—C’est Double-Queue! dit le cheval de troupe. Je ne peux pas le souffrir. Une queue à chaque bout, c’est trop.
—Exactement mon avis,—dit Billy, en se pressant contre le cheval pour se rassurer.—Nous avons des points communs.
—Je suppose que nous avons hérité ces points-là de nos mères, dit le cheval de troupe. Ce n’est pas la peine de se quereller là-dessus... Eh! Double-Queue, êtes-vous attaché?
—Oui,—dit Double-Queue dont le rire roula tout le long de sa trompe... Je suis au piquet pour la nuit. J’ai entendu, ce que vous avez dit, vous autres. Mais n’ayez pas peur, je reste où je suis.
Les bœufs et le chameau dirent, à mi-voix:
—Peur de Double-Queue... quelle absurdité!

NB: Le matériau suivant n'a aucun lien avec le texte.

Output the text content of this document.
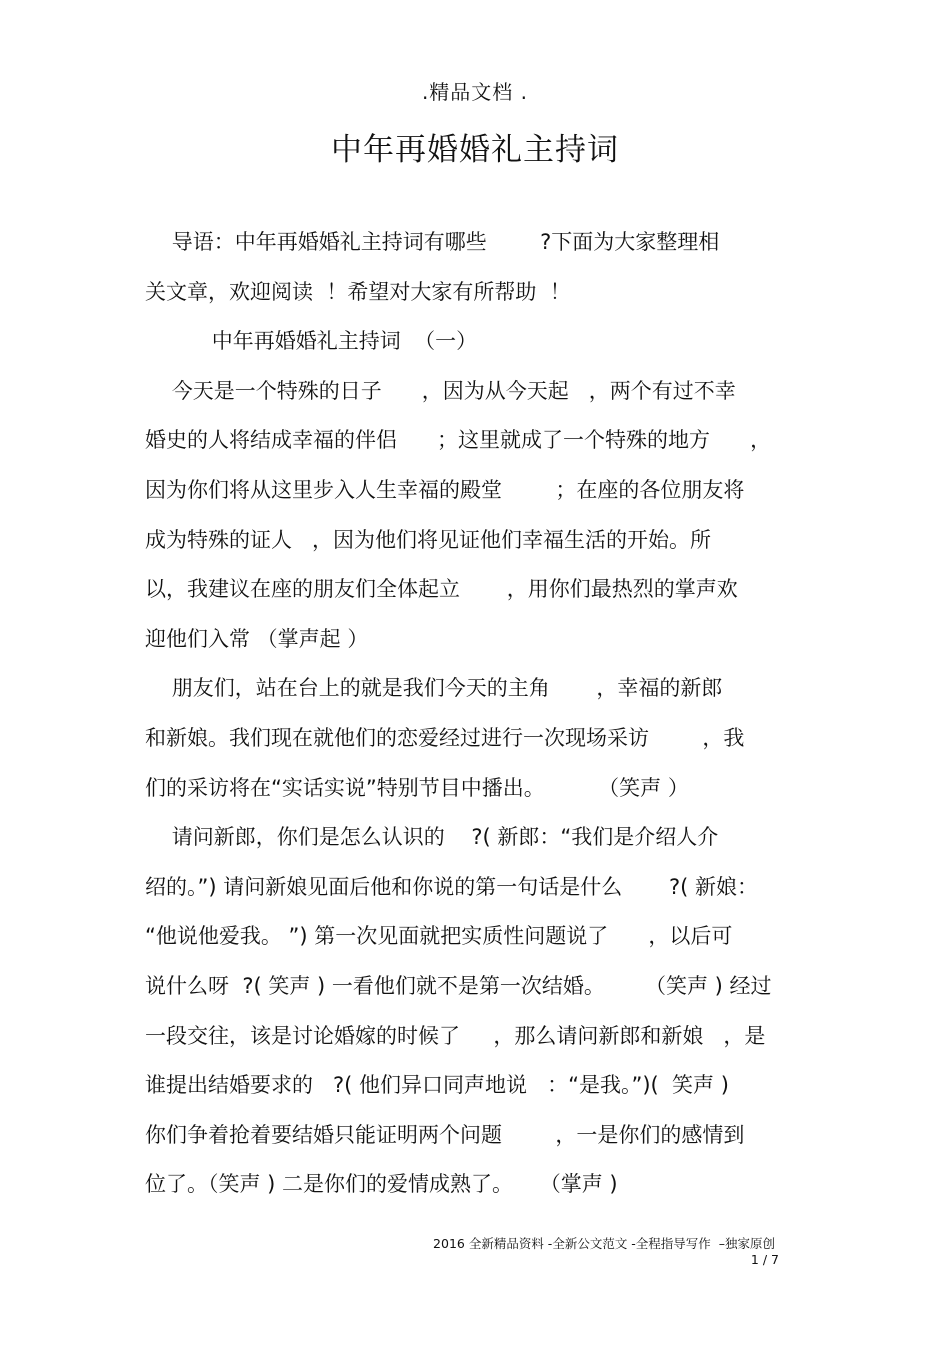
.精品文档 .
中年再婚婚礼主持词
导语：中年再婚婚礼主持词有哪些        ?下面为大家整理相
关文章，欢迎阅读  ！希望对大家有所帮助  ！
中年再婚婚礼主持词  （一）
今天是一个特殊的日子      ，因为从今天起   ，两个有过不幸
婚史的人将结成幸福的伴侣      ；这里就成了一个特殊的地方      ，
因为你们将从这里步入人生幸福的殿堂        ；在座的各位朋友将
成为特殊的证人   ，因为他们将见证他们幸福生活的开始。所
以，我建议在座的朋友们全体起立       ，用你们最热烈的掌声欢
迎他们入常 （掌声起 ）
朋友们，站在台上的就是我们今天的主角       ，幸福的新郎
和新娘。我们现在就他们的恋爱经过进行一次现场采访        ，我
们的采访将在“实话实说”特别节目中播出。        （笑声 ）
请问新郎，你们是怎么认识的    ?( 新郎：“我们是介绍人介
绍的。”) 请问新娘见面后他和你说的第一句话是什么       ?( 新娘：
“他说他爱我。 ”) 第一次见面就把实质性问题说了      ，以后可
说什么呀  ?( 笑声 ) 一看他们就不是第一次结婚。      （笑声 ) 经过
一段交往，该是讨论婚嫁的时候了     ，那么请问新郎和新娘   ，是
谁提出结婚要求的   ?( 他们异口同声地说   ：“是我。”)(  笑声 )
你们争着抢着要结婚只能证明两个问题        ，一是你们的感情到
位了。（笑声 ) 二是你们的爱情成熟了。    （掌声 )
2016 全新精品资料 -全新公文范文 -全程指导写作  –独家原创
1 / 7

Et les bœufs continuèrent.
—Nous sommes fâchés que vous ayez entendu, mais c’est vrai. Double-Queue, pourquoi avez-vous peur des canons lorsqu’ils parlent?
—Eh bien,—dit Double-Queue, en frottant une de ses jambes de derrière contre l’autre, exactement comme un petit garçon qui récite une fable,—je ne sais pas tout à fait si vous comprendriez.
—Nous ne comprenons pas, mais cependant il faut tirer jusqu’au bout les canons, dirent les bœufs.